I don't know what good having a 'none of the above' voting option would do. Of course 'they know' that people are disenfranchised, but 'they' don't care. The only thing that stops me fully believing in compulsory voting is that a record would have to be kept and a secret ballot might become more difficult to achieve, particularly as postal votes would have to be included. If a way could be found around that I would support it 100%. Opting out of voting is yet another way for people to refuse to contribute to society and live on the backs of others.
Regarding 'benefit culture', I think it is far more complicated than how it's being presented. IMO, anyone who is unable to work should be better provided for than they are now, and anyone who is able to work should be expected to do so for an agreed number of years over their lives. No exceptions. We all benefit from living in a society with all sorts of things provided for us, and IMO it is wrong for only some people to work to provide those things.
I think that people with long-term illness such as cancer or broken limbs should be looked after and paid when they are off sick. That is why we pay NI. Those with short-term illness should also be paid in full, so they can afford to stay at home, both so they don't infect others and so they can get better.
I also think that people whose conditions prevent them from regularly turning up to work should find different employment, however. I worked with someone who went off sick every time something stressful was going to happen. Most of those things were fairly routine in our line of work - it was her MH that made her see them as stressful. This meant that her workload fell to the rest of us, who were already doing a stressful job, and we were expected to do even more. To me, someone who is incapable of doing a job for health reasons should get a less stressful one, even if it is less well paid. We are not entitled to a particular salary - stressful jobs often pay more because they are stressful, and it is simply not on to 'opt out' of the stress and pass it to others whilst still being paid.
I don't blame older people for being sick. Someone who has worked for decades and finds that they are expected to work for an extra six years is likely to be exhausted - physically if they had a manual job, and mentally if not. Why not set up an initiative to find less demanding work for people between, say, 55 and retirement age if they want it? Training others, working from home, whatever - there are all sorts of possibilities that would allow people to build up their pensions without running themselves into the ground. Or a transitional pension, allowing people to retire earlier and work part-time but get a pension top-up that could be paid for when they were working via a scheme that meant employers had to contribute - it could be restricted to people in certain jobs that are more likely to mean that they will struggle to work full-time in later life.

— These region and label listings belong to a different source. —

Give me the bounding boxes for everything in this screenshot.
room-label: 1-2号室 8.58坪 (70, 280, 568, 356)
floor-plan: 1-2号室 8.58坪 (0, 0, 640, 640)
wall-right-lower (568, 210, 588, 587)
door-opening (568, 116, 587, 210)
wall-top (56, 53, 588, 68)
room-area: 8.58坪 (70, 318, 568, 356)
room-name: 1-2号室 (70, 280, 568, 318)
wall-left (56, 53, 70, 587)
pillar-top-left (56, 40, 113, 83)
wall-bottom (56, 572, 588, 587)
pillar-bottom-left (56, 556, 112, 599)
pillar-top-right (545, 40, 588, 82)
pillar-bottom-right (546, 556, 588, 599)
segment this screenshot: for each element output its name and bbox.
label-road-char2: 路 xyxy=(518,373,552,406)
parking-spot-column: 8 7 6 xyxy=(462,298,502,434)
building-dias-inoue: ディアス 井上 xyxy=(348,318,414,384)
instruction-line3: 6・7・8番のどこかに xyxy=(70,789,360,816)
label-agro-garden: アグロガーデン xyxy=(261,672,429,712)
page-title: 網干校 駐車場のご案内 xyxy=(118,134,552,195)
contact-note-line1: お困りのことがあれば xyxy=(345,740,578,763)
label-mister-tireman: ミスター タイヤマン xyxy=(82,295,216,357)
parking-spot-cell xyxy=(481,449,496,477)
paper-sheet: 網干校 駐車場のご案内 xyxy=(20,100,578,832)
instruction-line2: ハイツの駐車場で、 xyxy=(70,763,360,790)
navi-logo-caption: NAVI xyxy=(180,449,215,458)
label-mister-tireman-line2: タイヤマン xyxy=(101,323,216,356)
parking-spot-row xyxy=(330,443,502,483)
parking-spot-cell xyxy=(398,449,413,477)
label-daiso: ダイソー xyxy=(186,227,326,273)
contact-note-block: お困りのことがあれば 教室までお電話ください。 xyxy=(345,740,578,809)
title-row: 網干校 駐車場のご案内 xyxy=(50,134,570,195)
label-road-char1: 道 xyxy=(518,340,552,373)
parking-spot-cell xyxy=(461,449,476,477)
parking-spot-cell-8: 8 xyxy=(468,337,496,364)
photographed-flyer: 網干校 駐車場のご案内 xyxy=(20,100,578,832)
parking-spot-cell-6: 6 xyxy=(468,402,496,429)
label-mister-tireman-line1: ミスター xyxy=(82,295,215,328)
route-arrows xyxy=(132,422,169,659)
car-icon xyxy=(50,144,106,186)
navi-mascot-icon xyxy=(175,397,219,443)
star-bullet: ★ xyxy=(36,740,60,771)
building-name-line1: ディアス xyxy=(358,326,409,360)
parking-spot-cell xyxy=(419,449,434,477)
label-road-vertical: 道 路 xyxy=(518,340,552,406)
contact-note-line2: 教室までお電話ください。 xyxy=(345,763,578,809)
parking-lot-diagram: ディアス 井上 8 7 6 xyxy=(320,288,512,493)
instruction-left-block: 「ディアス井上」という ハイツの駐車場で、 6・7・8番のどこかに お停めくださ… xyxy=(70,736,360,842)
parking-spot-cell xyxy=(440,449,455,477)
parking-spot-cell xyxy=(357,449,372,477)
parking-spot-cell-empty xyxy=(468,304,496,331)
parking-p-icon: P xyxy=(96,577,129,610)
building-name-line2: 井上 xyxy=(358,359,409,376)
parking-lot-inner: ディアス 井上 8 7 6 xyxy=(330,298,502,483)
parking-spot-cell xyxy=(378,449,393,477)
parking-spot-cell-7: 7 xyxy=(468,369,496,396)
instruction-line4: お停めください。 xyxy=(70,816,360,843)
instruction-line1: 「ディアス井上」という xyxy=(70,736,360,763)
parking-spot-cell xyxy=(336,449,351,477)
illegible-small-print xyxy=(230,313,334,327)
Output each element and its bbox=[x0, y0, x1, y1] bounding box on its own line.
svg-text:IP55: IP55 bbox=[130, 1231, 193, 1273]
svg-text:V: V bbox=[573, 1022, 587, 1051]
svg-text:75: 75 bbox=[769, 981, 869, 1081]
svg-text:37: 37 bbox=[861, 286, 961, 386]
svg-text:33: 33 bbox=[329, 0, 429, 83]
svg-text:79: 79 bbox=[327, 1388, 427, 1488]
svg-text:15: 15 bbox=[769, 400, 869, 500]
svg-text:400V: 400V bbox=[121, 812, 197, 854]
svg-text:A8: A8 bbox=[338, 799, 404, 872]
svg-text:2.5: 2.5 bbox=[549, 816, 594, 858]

I don't know the answer to young people not wanting work. Maybe society is changing so they don't need to. Maybe the fact that housing is so expensive means that they don't have an incentive, particularly if they expect to inherit from parents who have made a lot of money from housing. Maybe they are told from birth that they are special and needn't do anything they don't want to do, and that hasn't equipped them for a world where they are expected to do what an employer wants. Maybe other things are impacting their mental health that we need to deal with. Maybe we need to restructure the world of work to better suit the way they do it. I don't know, but it is important that we get on top of the situation before it's too late, and help them.